The oral cavity is united with the airways, and thus poor oral health may affect respiratory health. However, data on the interaction of periodontal and respiratory health is limited. We aimed to evaluate whether periodontal health status, assessed by the Community Periodontal Index (CPI), was related to lung function among young and middle-aged adults in two Norwegian cohorts.
Periodontal health status and lung function were measured among 656 participants in the Norwegian part of the European Community Respiratory Health Survey (ECHRS III) and the RHINESSA offspring study. Each participant was given a CPI-index from 0 to 4 where higher values reflect poorer periodontal status. The association between CPI and lung function was estimated with linear regression adjusting for age, gender, smoking, body mass index, exercise, education, use of antibiotics, inhaled medication and corrected for clustering within families.
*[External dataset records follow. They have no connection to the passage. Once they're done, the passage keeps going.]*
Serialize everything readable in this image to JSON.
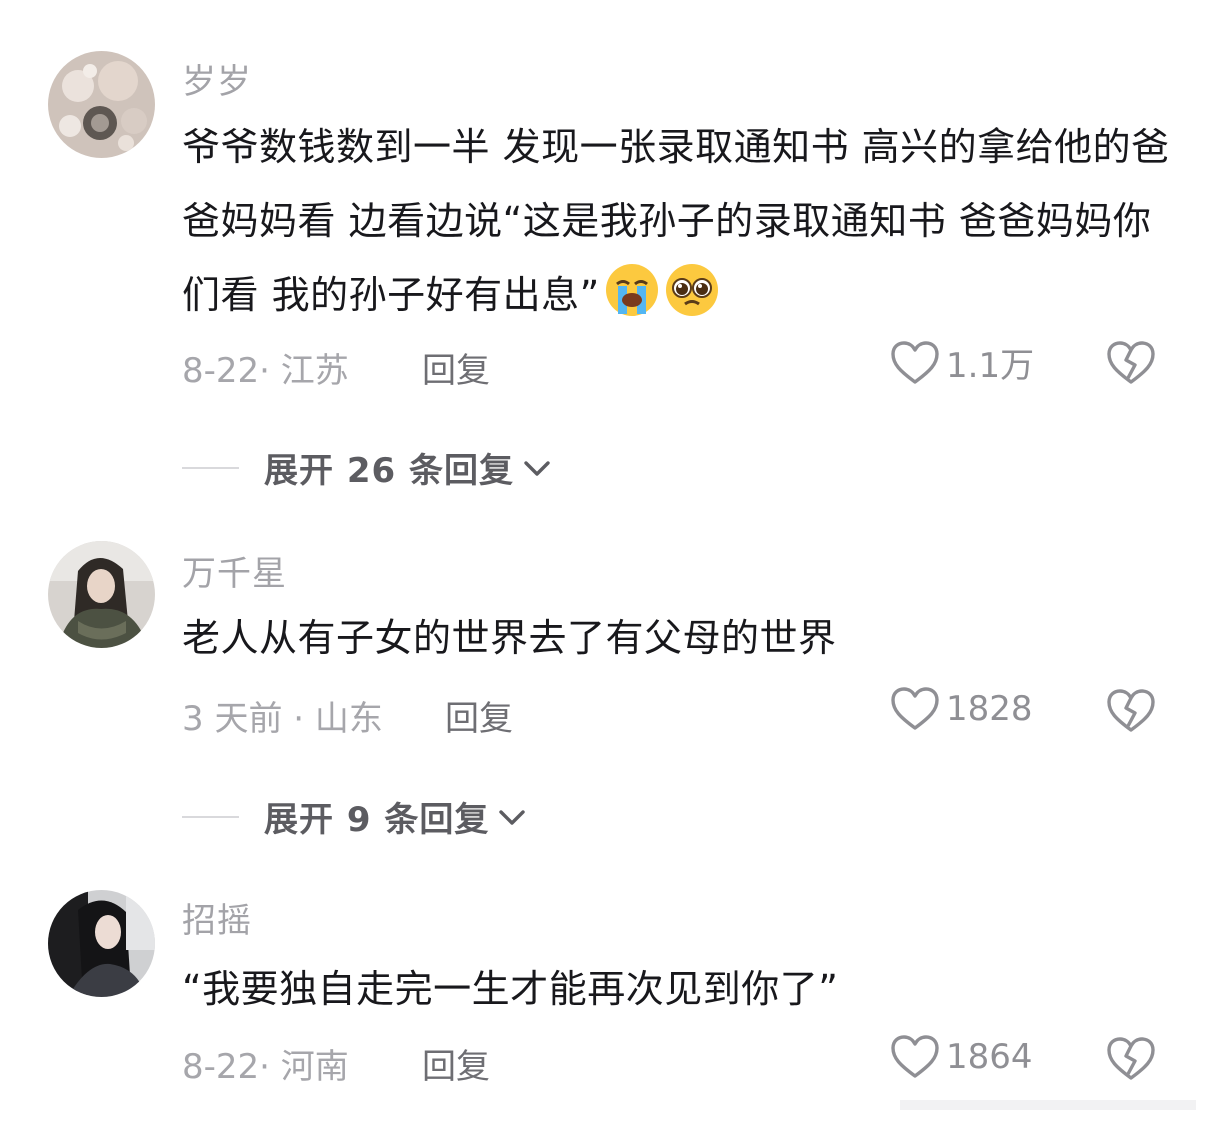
{
  "comments": [
    {
      "username": "岁岁",
      "text": "爷爷数钱数到一半 发现一张录取通知书 高兴的拿给他的爸爸妈妈看 边看边说“这是我孙子的录取通知书 爸爸妈妈你们看 我的孙子好有出息”",
      "emojis": [
        "loudly-crying-face",
        "pleading-face"
      ],
      "meta": "8-22· 江苏",
      "reply_label": "回复",
      "likes": "1.1万",
      "expand_label": "展开 26 条回复"
    },
    {
      "username": "万千星",
      "text": "老人从有子女的世界去了有父母的世界",
      "meta": "3 天前 · 山东",
      "reply_label": "回复",
      "likes": "1828",
      "expand_label": "展开 9 条回复"
    },
    {
      "username": "招摇",
      "text": "“我要独自走完一生才能再次见到你了”",
      "meta": "8-22· 河南",
      "reply_label": "回复",
      "likes": "1864"
    }
  ],
  "colors": {
    "username": "#a3a3a8",
    "text": "#18181c",
    "meta": "#a6a6ab",
    "reply": "#6e6e73",
    "expand": "#5c5c61",
    "icon": "#8f8f94"
  }
}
Participants with CPI 3-4 had significantly lower FEV1/FVC ratio compared to participants with CPI 0, b (95% CI) = -0.032 (-0.055, -0.009). Poorer periodontal health was associated with a significant decrease in the FEV1/FVC ratio with an adjusted regression coefficient for linear trend b (95% CI) = -0.009 (-0.015, -0.004) per unit increase in CPI. This negative association remained when excluding asthmatics and smokers (-0.014 (-0.022, -0,006)).
Poorer periodontal health was associated with increasing airways obstruction in a relatively young, healthy population. The oral cavity is united with the airways and our findings indicate an opportunity to influence respiratory health by improving oral health.